アーニャは彼がジャンプを担当し、私はプログラムとスケーティングを指導していました。その後になって、エテリ・ゲオルギエヴナがまたシチェルバコワを自分のグループに採用したのです。
エテリはすでに偉大なコーチでしたから、これは普通の状況です。いま、彼女は全員に「いい子ね、3回転を全部跳べるようになってからいらっしゃい、採用しますので」と言っています。彼女の功績はすでにもうしっかりしていて、みんな彼女のところを目指してくるので、こうやるしかないのです。
(エテリのグループから出ていく前、アンナは何が跳べていましたか?)
2回転とダブルアクセルを跳んでいましたが、深刻なエラーがあったので誰もそれに取り組みたいと思っていませんでした。コーチたちにはもう指導する選手たちがいたので、アーニャに時間を費やすのに意味がなかったのです。
(シチェルバコワはトゥトベリゼのグループに戻るまでどのグループで練習していたのですか?)

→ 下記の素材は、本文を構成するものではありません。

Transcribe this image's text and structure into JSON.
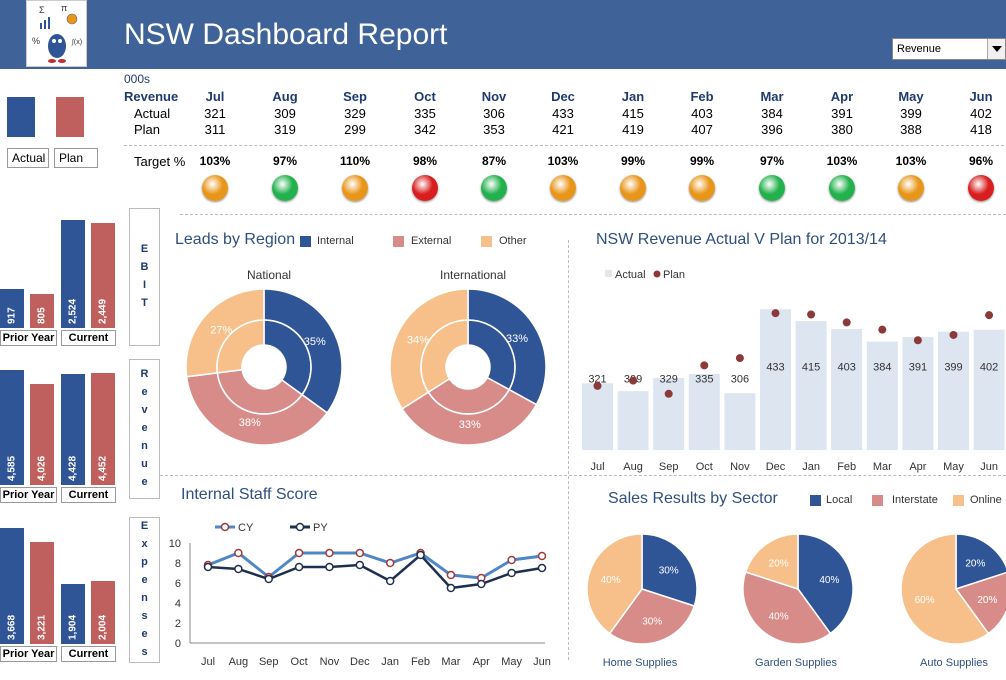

グループには入っていません。彼女の両親がプライベート・レッスン料を支払って練習させていただけでした。
(「クリスタル」でですか?)
いえ、私たちはコムナルカの「スネシ・コム」のリンクで指導をしていました。
2014-15年のことです。そして、2015年のシーズン末にアーニャはトゥトベリゼの下に3回転すべてをもって戻り、すぐに採用されました。そして、いまやその結果を私たちは見ています。
シチェルバコワは信じられないほど感情を乗せるのがうまく、今シーズンも素晴らしいプログラムに仕上がっていました。コストルナヤを除く他のすべての選手のプロは、私はあまり好きになれませんでした。とても悲しかったです。
振付師として、美しいプログラムを見るのが好きです。やはり、フィギュアスケートはフィギュアスケートのままであってほしくて、女子選手にはそれを失ってほしくないと持っています。男子よりもジャンプが跳べるようになり、男子を見ると、女子と同じようにスケーティングができるようになっています。
すべてが急に開けてきて、スピンも面白いものをするようになり、みんな柔軟性が高まってきましたが、こんなことは今までありませんでした。女子は跳んで跳んで跳びまくっています!それを見て、「ああ、フィギュアスケートはすべてが変わったな」と思うのです。